Q4 of 24 · Accessibility
What is the accessibility tree and how does assistive technology use it?
Short answer
Short answer: The accessibility tree is a parallel representation of the DOM that browsers expose to assistive technology via platform accessibility APIs. Each node contains the element's role, name, state, and value — what a screen reader announces. It differs from the DOM: display:none elements are absent; ARIA attributes can override the native semantics.
Detail
Browsers maintain two trees: the DOM tree (for rendering and scripting) and the accessibility tree (for assistive technology). The accessibility tree is derived from the DOM but is not identical to it:
What's excluded: elements with display: none, visibility: hidden, or aria-hidden="true" are removed from the accessibility tree — invisible to screen readers. Decorative images with alt="" are also excluded.
What's different: ARIA attributes modify the accessibility tree without changing the DOM. Adding aria-expanded="false" to a button adds a state to the accessibility tree; the DOM element itself is unchanged. Adding aria-hidden="true" to a decorative icon removes it from the tree without removing it from the DOM.

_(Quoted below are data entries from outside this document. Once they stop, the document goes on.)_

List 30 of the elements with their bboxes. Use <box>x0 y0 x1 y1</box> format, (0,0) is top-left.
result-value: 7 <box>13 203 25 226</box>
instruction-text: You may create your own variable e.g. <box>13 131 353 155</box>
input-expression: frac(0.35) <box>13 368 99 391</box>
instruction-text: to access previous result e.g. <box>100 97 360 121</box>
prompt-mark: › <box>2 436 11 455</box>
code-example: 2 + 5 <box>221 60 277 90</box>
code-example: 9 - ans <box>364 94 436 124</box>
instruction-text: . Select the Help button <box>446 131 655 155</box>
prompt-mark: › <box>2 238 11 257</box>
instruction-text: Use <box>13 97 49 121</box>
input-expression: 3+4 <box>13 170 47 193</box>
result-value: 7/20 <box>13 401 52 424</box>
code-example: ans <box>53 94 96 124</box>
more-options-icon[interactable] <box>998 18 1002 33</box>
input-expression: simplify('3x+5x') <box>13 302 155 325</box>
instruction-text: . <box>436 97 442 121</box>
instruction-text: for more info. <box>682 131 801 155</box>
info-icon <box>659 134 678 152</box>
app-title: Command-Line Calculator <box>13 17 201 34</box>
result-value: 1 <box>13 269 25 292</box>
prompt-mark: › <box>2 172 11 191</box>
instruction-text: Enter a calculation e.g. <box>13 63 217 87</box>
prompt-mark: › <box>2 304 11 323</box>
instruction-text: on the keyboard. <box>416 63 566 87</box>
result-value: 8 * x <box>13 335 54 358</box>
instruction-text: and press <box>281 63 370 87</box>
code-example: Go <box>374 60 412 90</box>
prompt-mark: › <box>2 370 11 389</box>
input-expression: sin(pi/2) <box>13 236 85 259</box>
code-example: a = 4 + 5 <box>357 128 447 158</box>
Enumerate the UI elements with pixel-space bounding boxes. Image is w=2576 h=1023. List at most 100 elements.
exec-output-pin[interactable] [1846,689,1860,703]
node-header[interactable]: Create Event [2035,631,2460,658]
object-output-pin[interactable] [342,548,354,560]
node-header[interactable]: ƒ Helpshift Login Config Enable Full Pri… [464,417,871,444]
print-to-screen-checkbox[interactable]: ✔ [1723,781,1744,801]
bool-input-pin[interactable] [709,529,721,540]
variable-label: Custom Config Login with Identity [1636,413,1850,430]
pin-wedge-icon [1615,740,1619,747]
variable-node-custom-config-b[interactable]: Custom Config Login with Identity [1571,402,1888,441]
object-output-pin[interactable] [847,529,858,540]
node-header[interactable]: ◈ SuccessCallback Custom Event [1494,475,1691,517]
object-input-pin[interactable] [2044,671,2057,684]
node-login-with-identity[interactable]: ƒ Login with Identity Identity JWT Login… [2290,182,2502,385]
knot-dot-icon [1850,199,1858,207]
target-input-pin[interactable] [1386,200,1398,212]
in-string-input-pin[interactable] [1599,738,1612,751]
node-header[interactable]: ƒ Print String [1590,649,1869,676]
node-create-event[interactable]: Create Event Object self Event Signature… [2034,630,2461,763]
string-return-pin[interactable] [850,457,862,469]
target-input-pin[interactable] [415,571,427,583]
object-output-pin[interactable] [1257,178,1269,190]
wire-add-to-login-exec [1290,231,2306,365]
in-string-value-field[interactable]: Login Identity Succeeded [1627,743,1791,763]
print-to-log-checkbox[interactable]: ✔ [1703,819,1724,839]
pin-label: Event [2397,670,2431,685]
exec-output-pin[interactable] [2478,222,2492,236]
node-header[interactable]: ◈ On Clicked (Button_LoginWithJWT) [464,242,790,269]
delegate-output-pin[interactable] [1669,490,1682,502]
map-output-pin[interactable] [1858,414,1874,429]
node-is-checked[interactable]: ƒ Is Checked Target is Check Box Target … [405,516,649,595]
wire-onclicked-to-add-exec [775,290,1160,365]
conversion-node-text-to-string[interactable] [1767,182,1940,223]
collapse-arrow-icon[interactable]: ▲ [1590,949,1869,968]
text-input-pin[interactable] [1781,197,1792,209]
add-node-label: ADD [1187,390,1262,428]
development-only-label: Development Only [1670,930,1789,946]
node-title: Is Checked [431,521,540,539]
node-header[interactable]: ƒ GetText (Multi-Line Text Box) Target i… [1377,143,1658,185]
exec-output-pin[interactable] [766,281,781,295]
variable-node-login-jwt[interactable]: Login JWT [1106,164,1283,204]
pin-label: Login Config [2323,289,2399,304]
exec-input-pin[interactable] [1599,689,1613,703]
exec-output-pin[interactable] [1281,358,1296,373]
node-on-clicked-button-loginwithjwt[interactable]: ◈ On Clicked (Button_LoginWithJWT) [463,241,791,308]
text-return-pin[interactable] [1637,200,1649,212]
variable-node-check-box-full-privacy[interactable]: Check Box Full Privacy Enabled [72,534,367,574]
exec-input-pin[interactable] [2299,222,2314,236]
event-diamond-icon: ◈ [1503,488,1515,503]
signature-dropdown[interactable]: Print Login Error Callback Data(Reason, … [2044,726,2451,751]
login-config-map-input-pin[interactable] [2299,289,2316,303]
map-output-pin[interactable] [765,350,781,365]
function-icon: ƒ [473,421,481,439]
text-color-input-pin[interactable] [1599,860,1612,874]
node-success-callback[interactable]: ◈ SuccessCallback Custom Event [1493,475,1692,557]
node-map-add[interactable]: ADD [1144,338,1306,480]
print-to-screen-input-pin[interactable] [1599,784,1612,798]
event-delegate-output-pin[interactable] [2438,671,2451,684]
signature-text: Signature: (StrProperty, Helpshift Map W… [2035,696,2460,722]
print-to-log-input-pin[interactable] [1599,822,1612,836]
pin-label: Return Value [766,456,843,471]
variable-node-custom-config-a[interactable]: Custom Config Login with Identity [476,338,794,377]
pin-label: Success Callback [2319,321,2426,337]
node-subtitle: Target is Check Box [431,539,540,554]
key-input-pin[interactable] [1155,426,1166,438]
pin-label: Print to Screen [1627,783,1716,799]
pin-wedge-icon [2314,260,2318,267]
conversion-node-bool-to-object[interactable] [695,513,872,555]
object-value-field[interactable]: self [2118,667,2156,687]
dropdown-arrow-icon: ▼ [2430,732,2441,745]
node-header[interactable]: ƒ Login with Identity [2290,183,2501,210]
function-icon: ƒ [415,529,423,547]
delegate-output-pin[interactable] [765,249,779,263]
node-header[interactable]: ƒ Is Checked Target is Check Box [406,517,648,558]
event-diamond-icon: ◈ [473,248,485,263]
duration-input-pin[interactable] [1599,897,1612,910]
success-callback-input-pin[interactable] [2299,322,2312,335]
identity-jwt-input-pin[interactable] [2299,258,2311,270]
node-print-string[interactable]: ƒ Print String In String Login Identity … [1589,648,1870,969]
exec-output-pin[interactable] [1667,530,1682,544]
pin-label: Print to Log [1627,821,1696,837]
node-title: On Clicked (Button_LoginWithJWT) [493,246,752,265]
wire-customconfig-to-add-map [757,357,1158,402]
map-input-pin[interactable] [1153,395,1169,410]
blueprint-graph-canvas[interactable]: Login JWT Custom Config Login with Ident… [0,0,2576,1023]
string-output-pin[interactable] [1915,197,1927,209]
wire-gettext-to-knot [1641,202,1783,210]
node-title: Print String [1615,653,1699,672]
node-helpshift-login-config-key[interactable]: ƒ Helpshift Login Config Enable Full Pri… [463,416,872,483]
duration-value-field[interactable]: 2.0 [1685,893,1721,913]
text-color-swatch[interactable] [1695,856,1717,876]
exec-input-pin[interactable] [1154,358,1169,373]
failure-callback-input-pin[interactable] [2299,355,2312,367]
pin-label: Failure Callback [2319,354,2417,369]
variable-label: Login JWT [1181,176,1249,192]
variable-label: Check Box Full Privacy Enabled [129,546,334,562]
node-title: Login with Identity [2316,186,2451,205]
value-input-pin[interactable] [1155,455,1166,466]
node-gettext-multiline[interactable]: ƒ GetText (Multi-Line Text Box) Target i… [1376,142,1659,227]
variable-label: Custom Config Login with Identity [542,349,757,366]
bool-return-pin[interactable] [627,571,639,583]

What assistive technology reads: for each node in the accessibility tree, the AT receives: role (what kind of element it is — button, heading level 2, text field), accessible name (what it's called — the label), state (checked, expanded, disabled), and value (current value for inputs). Screen readers announce these in a format defined by the platform.
How to inspect it: Chrome DevTools → Elements tab → Accessibility pane shows the accessibility tree for any selected element. The "Full page accessibility tree" view in DevTools shows the entire tree. This is your primary tool for accessibility debugging.